Describing his vision for the brand after speaking on stage Saturday, Faena told The Real Deal: “Faena is Faena. Faena is a place like no other,” he said. It’s “a place of fantasy, a place of entertainment, a place for fun.”

The new towers represent just one phase of a larger three-phase project spanning five acres along the river district; further details about subsequent phases remain undisclosed but are expected to focus on shared spaces including educational hubs and landscaped connections between buildings.

Among amenities planned for residents are a sky bridge housing a movie theater beneath a cathedral-like dome, an event space, library, demonstration kitchen, recording studio and more—features that Karmely says will foster community among residents.

Architect Rafael Viñoly designed what would be one of his final projects before passing away in 2023. Construction is slated to begin mid-to-late next year with completion targeted for 2029.

Buyers include international investors such as Raphaella and Christian Sigel from Brazil who purchased a two-bedroom vacation home; Dr. Ash Beharrie from Sunrise buying a unit potentially as his primary residence; and Sanjeev Raman from downtown Miami investing in an eighteenth-floor condo he may eventually occupy himself.

Recent trends show an increase in domestic condo buyers relocating from cities like New York during or after pandemic years when demand surged—though foreign interest remains strong amid concerns about local political changes affecting taxes or rental policies there.
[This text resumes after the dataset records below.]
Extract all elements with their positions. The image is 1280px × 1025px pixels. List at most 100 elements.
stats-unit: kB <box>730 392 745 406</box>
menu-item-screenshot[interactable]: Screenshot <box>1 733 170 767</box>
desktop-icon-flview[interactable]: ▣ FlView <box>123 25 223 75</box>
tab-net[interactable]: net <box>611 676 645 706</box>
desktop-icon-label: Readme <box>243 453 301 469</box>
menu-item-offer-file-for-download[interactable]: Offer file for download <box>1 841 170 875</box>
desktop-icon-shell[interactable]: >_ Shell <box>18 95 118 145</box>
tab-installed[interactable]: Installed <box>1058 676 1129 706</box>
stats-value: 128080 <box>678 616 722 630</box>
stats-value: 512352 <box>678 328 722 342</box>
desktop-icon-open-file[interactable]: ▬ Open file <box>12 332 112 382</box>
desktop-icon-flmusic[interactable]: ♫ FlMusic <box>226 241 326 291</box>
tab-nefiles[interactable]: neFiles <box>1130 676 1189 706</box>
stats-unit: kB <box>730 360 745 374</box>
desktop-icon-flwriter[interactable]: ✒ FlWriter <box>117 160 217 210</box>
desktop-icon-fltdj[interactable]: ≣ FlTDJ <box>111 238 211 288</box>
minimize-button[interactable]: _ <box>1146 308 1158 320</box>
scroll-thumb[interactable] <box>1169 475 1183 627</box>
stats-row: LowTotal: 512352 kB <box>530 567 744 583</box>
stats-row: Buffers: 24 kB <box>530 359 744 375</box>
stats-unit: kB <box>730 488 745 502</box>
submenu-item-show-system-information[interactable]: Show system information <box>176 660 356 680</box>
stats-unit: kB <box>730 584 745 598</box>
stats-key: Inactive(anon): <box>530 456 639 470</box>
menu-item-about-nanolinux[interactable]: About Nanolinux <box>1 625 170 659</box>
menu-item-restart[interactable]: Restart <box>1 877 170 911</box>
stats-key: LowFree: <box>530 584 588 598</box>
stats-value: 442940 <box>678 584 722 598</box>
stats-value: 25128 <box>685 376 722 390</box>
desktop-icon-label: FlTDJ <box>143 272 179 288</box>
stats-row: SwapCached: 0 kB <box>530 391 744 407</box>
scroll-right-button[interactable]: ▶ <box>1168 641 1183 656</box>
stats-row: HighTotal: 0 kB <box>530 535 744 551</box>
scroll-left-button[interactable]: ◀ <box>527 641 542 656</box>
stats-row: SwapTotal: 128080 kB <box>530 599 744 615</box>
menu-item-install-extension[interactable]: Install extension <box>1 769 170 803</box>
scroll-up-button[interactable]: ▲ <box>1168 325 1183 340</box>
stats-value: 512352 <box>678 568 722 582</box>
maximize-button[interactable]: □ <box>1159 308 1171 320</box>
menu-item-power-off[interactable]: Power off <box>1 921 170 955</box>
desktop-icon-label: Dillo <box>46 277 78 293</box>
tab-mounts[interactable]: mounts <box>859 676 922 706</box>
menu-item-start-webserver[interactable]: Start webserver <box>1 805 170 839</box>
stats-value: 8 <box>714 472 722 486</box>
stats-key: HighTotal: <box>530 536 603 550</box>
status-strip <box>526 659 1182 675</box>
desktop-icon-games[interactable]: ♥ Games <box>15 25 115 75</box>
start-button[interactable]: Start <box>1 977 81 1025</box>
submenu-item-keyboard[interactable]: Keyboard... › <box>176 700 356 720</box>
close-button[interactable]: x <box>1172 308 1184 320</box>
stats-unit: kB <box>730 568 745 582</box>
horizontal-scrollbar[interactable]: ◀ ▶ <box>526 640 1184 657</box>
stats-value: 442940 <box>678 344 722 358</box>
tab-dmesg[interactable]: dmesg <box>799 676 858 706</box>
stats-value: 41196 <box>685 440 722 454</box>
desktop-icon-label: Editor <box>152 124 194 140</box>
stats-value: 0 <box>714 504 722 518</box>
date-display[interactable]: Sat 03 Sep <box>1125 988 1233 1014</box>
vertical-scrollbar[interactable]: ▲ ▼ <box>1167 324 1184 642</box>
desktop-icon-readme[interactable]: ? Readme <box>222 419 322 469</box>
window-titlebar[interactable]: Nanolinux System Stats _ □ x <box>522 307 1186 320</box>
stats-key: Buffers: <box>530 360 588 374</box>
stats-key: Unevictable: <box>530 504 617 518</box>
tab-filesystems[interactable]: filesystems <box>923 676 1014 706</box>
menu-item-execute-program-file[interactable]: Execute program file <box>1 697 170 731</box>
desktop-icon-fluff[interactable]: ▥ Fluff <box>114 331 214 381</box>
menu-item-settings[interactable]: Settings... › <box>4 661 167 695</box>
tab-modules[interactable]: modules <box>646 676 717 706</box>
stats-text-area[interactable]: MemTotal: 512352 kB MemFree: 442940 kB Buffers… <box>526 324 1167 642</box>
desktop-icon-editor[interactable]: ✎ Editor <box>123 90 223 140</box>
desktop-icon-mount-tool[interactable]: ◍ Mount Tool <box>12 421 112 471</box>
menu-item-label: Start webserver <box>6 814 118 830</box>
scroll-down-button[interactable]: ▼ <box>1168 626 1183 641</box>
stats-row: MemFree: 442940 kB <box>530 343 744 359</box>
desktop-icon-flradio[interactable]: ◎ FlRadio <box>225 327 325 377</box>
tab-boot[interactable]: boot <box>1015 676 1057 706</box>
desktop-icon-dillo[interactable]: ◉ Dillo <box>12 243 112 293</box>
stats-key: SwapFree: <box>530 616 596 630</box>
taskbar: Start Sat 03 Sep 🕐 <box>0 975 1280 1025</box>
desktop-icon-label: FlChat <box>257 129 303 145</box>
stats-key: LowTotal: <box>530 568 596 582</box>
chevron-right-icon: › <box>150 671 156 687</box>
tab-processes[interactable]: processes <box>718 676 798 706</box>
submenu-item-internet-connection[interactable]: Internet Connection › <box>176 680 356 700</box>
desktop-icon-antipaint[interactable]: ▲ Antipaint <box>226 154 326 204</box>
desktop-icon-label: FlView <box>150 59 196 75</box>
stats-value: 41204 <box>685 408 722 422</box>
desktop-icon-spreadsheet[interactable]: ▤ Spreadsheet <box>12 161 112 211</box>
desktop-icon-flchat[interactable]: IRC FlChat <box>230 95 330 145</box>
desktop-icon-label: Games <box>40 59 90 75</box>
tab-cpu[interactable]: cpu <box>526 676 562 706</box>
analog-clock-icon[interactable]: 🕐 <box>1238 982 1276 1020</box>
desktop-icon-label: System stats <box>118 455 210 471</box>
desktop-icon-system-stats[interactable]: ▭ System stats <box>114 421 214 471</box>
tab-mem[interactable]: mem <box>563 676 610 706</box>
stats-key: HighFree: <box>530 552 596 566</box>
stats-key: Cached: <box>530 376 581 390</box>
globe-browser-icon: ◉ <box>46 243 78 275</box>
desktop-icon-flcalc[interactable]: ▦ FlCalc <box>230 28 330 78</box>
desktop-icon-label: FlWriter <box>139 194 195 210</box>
Now that Zohran Mamdani has won New York City’s mayoral race—and proposed higher income taxes plus rent freezes—developers expect more New Yorkers may look southward for property purchases due to uncertainty back home. “I think inevitably we will get” New York buyers,” Karmely said but added he prefers people come “because this has become the city of the Western Hemisphere.”

Defortuna noted foreign buyers now feel urgency reminiscent of earlier surges: “I think that the feeling is they [foreigners] better act now. The urgency is back into the market.” He observed these clients are accustomed to preconstruction purchases paid via installments—a common process abroad—but anticipate price increases if more out-of-state Americans enter South Florida’s real estate market.

According to Defortuna, Argentinians (the home country for both him and Faena), Brazilians, Mexicans and others make up much of their buyer base so far.

Miami leads North America in branded condominium developments with dozens completed or planned—second only globally to Dubai—with competitors such as Ritz-Carlton North Bay Village or Waldorf Astoria downtown entering nearby markets soon.

Despite increased competition across South Florida’s crowded landscape—the region hosts numerous branded condo projects—the developers believe their approach stands apart: “There are a lot of people selling burgers: McDonald’s Burger King Wendy’s… What we have here is such a completely different approach,” Karmely said.
“There is no other competition because frankly you cannot pick another project that brings the combination of talent location execution capability and design we have here.”